Every other Tuesday, Slevin picks a double feature based on a theme. Sometimes it’s seasonal, such as for the 4th of July or Halloween; other evenings are themed on a specific actor, such as “Carradine Collisions,” featuring David Carradine, “Hole Lotta Love” with Courtney Love, or “Marxism 101,” a night of Marx Brothers films.

He pairs better-known films with more obscure ones. For “High Seas Adventure,” the draw was the surreal 1990s cult classic Cabin Boy starring Chris Elliott. First, though, Slevin showed Czech director Karel Zeman’s Invention for Destruction, a vivid 1958 semi-animated adventure based on the works of Jules Verne.

“That B-side is the one that I want people to see,” he admits. A pairing of films by Prince featured Purple Rain—but only after he showed Under the Cherry Moon, the musician’s 1986 musical romantic comedy. Though it was poorly reviewed at the time and flopped at the box office, Slevin maintains that “it’s a wonderful movie.” And this way, “you have to actually experience it if you wanna get the ‘sugar-fix’ movie that you’ve seen a couple of times already. … That’s, like, my holy grail for all of this stuff: showing people something that they might not be aware of.”
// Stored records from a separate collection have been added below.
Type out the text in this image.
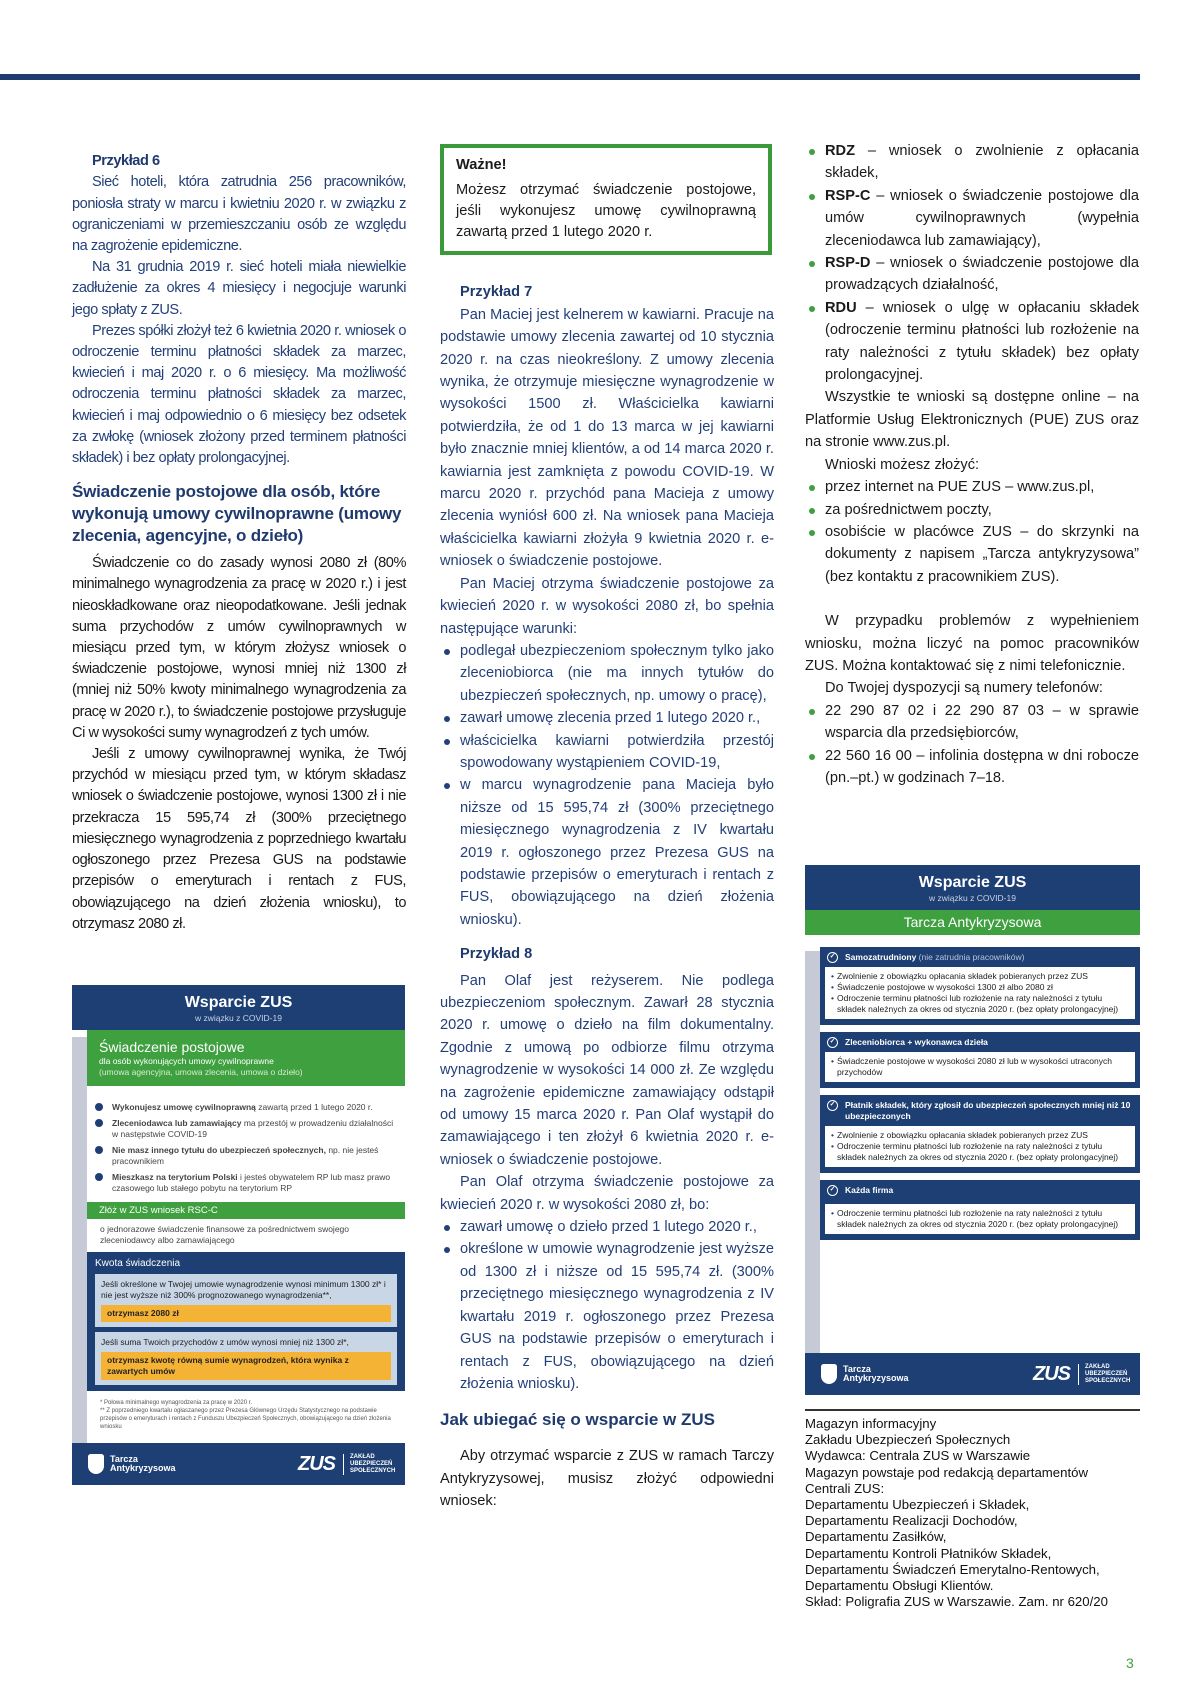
Przykład 6

Sieć hoteli, która zatrudnia 256 pracowników, poniosła straty w marcu i kwietniu 2020 r. w związku z ograniczeniami w przemieszczaniu osób ze względu na zagrożenie epidemiczne.

Na 31 grudnia 2019 r. sieć hoteli miała niewielkie zadłużenie za okres 4 miesięcy i negocjuje warunki jego spłaty z ZUS.

Prezes spółki złożył też 6 kwietnia 2020 r. wniosek o odroczenie terminu płatności składek za marzec, kwiecień i maj 2020 r. o 6 miesięcy. Ma możliwość odroczenia terminu płatności składek za marzec, kwiecień i maj odpowiednio o 6 miesięcy bez odsetek za zwłokę (wniosek złożony przed terminem płatności składek) i bez opłaty prolongacyjnej.

Świadczenie postojowe dla osób, które wykonują umowy cywilnoprawne (umowy zlecenia, agencyjne, o dzieło)

Świadczenie co do zasady wynosi 2080 zł (80% minimalnego wynagrodzenia za pracę w 2020 r.) i jest nieoskładkowane oraz nieopodatkowane. Jeśli jednak suma przychodów z umów cywilnoprawnych w miesiącu przed tym, w którym złożysz wniosek o świadczenie postojowe, wynosi mniej niż 1300 zł (mniej niż 50% kwoty minimalnego wynagrodzenia za pracę w 2020 r.), to świadczenie postojowe przysługuje Ci w wysokości sumy wynagrodzeń z tych umów.

Jeśli z umowy cywilnoprawnej wynika, że Twój przychód w miesiącu przed tym, w którym składasz wniosek o świadczenie postojowe, wynosi 1300 zł i nie przekracza 15 595,74 zł (300% przeciętnego miesięcznego wynagrodzenia z poprzedniego kwartału ogłoszonego przez Prezesa GUS na podstawie przepisów o emeryturach i rentach z FUS, obowiązującego na dzień złożenia wniosku), to otrzymasz 2080 zł.

Wsparcie ZUS
w związku z COVID-19
Świadczenie postojowe
dla osób wykonujących umowy cywilnoprawne
(umowa agencyjna, umowa zlecenia, umowa o dzieło)
Wykonujesz umowę cywilnoprawną zawartą przed 1 lutego 2020 r.
Zleceniodawca lub zamawiający ma przestój w prowadzeniu działalności w następstwie COVID-19
Nie masz innego tytułu do ubezpieczeń społecznych, np. nie jesteś pracownikiem
Mieszkasz na terytorium Polski i jesteś obywatelem RP lub masz prawo czasowego lub stałego pobytu na terytorium RP
Złóż w ZUS wniosek RSC-C
o jednorazowe świadczenie finansowe za pośrednictwem swojego zleceniodawcy albo zamawiającego
Kwota świadczenia
Jeśli określone w Twojej umowie wynagrodzenie wynosi minimum 1300 zł* i nie jest wyższe niż 300% prognozowanego wynagrodzenia**,
otrzymasz 2080 zł
Jeśli suma Twoich przychodów z umów wynosi mniej niż 1300 zł*,
otrzymasz kwotę równą sumie wynagrodzeń, która wynika z zawartych umów
* Połowa minimalnego wynagrodzenia za pracę w 2020 r.
** Z poprzedniego kwartału ogłaszanego przez Prezesa Głównego Urzędu Statystycznego na podstawie przepisów o emeryturach i rentach z Funduszu Ubezpieczeń Społecznych, obowiązującego na dzień złożenia wniosku
Tarcza Antykryzysowa	ZUS	ZAKŁAD UBEZPIECZEŃ SPOŁECZNYCH
Ważne!
Możesz otrzymać świadczenie postojowe, jeśli wykonujesz umowę cywilnoprawną zawartą przed 1 lutego 2020 r.
Przykład 7

Pan Maciej jest kelnerem w kawiarni. Pracuje na podstawie umowy zlecenia zawartej od 10 stycznia 2020 r. na czas nieokreślony. Z umowy zlecenia wynika, że otrzymuje miesięczne wynagrodzenie w wysokości 1500 zł. Właścicielka kawiarni potwierdziła, że od 1 do 13 marca w jej kawiarni było znacznie mniej klientów, a od 14 marca 2020 r. kawiarnia jest zamknięta z powodu COVID-19. W marcu 2020 r. przychód pana Macieja z umowy zlecenia wyniósł 600 zł. Na wniosek pana Macieja właścicielka kawiarni złożyła 9 kwietnia 2020 r. e-wniosek o świadczenie postojowe.

Pan Maciej otrzyma świadczenie postojowe za kwiecień 2020 r. w wysokości 2080 zł, bo spełnia następujące warunki:

podlegał ubezpieczeniom społecznym tylko jako zleceniobiorca (nie ma innych tytułów do ubezpieczeń społecznych, np. umowy o pracę),
zawarł umowę zlecenia przed 1 lutego 2020 r.,
właścicielka kawiarni potwierdziła przestój spowodowany wystąpieniem COVID-19,
w marcu wynagrodzenie pana Macieja było niższe od 15 595,74 zł (300% przeciętnego miesięcznego wynagrodzenia z IV kwartału 2019 r. ogłoszonego przez Prezesa GUS na podstawie przepisów o emeryturach i rentach z FUS, obowiązującego na dzień złożenia wniosku).
Przykład 8

Pan Olaf jest reżyserem. Nie podlega ubezpieczeniom społecznym. Zawarł 28 stycznia 2020 r. umowę o dzieło na film dokumentalny. Zgodnie z umową po odbiorze filmu otrzyma wynagrodzenie w wysokości 14 000 zł. Ze względu na zagrożenie epidemiczne zamawiający odstąpił od umowy 15 marca 2020 r. Pan Olaf wystąpił do zamawiającego i ten złożył 6 kwietnia 2020 r. e-wniosek o świadczenie postojowe.

Pan Olaf otrzyma świadczenie postojowe za kwiecień 2020 r. w wysokości 2080 zł, bo:

zawarł umowę o dzieło przed 1 lutego 2020 r.,
określone w umowie wynagrodzenie jest wyższe od 1300 zł i niższe od 15 595,74 zł. (300% przeciętnego miesięcznego wynagrodzenia z IV kwartału 2019 r. ogłoszonego przez Prezesa GUS na podstawie przepisów o emeryturach i rentach z FUS, obowiązującego na dzień złożenia wniosku).
Jak ubiegać się o wsparcie w ZUS

Aby otrzymać wsparcie z ZUS w ramach Tarczy Antykryzysowej, musisz złożyć odpowiedni wniosek:

RDZ – wniosek o zwolnienie z opłacania składek,
RSP-C – wniosek o świadczenie postojowe dla umów cywilnoprawnych (wypełnia zleceniodawca lub zamawiający),
RSP-D – wniosek o świadczenie postojowe dla prowadzących działalność,
RDU – wniosek o ulgę w opłacaniu składek (odroczenie terminu płatności lub rozłożenie na raty należności z tytułu składek) bez opłaty prolongacyjnej.

Wszystkie te wnioski są dostępne online – na Platformie Usług Elektronicznych (PUE) ZUS oraz na stronie www.zus.pl.

Wnioski możesz złożyć:

przez internet na PUE ZUS – www.zus.pl,
za pośrednictwem poczty,
osobiście w placówce ZUS – do skrzynki na dokumenty z napisem „Tarcza antykryzysowa” (bez kontaktu z pracownikiem ZUS).

W przypadku problemów z wypełnieniem wniosku, można liczyć na pomoc pracowników ZUS. Można kontaktować się z nimi telefonicznie.

Do Twojej dyspozycji są numery telefonów:

22 290 87 02 i 22 290 87 03 – w sprawie wsparcia dla przedsiębiorców,
22 560 16 00 – infolinia dostępna w dni robocze (pn.–pt.) w godzinach 7–18.
Wsparcie ZUS
w związku z COVID-19
Tarcza Antykryzysowa
✓	Samozatrudniony (nie zatrudnia pracowników)
• Zwolnienie z obowiązku opłacania składek pobieranych przez ZUS
• Świadczenie postojowe w wysokości 1300 zł albo 2080 zł
• Odroczenie terminu płatności lub rozłożenie na raty należności z tytułu składek należnych za okres od stycznia 2020 r. (bez opłaty prolongacyjnej)
✓	Zleceniobiorca + wykonawca dzieła
• Świadczenie postojowe w wysokości 2080 zł lub w wysokości utraconych przychodów
✓	Płatnik składek, który zgłosił do ubezpieczeń społecznych mniej niż 10 ubezpieczonych
• Zwolnienie z obowiązku opłacania składek pobieranych przez ZUS
• Odroczenie terminu płatności lub rozłożenie na raty należności z tytułu składek należnych za okres od stycznia 2020 r. (bez opłaty prolongacyjnej)
✓	Każda firma
• Odroczenie terminu płatności lub rozłożenie na raty należności z tytułu składek należnych za okres od stycznia 2020 r. (bez opłaty prolongacyjnej)
Tarcza Antykryzysowa	ZUS	ZAKŁAD UBEZPIECZEŃ SPOŁECZNYCH
Magazyn informacyjny
Zakładu Ubezpieczeń Społecznych
Wydawca: Centrala ZUS w Warszawie
Magazyn powstaje pod redakcją departamentów
Centrali ZUS:
Departamentu Ubezpieczeń i Składek,
Departamentu Realizacji Dochodów,
Departamentu Zasiłków,
Departamentu Kontroli Płatników Składek,
Departamentu Świadczeń Emerytalno-Rentowych,
Departamentu Obsługi Klientów.
Skład: Poligrafia ZUS w Warszawie. Zam. nr 620/20
3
8 Ball Movie Nights have a homey vibe, with a spread of free snacks and ten to twenty attendees enjoying pitchers of beer. In warmer months, they’re held on the back patio, with the films projected from the roof of the bar onto the gray-painted wall of the office building next door. The atmosphere is loose and funny, with viewers shouting jokes at the screen, Mystery Science Theater 3000–style. There’s a warm camaraderie among the mostly Gen X and Millennial crowd, and a shared appreciation for the unconventional and the unexpected.

Between films, there are trivia contests with prizes for winners after three rounds (a free DVD from Slevin’s large collection, which he brings in a huge tote bag), as well as portable games of mini golf from Ypsilanti-based Putt-R-Round. 

“It’s become this sort of community of friends,” says Slevin. “The response that we’ve had as of late these last couple of years has been so good: just being able to sit down, fuck around, watch something weird and stupid, and just have an experience together.”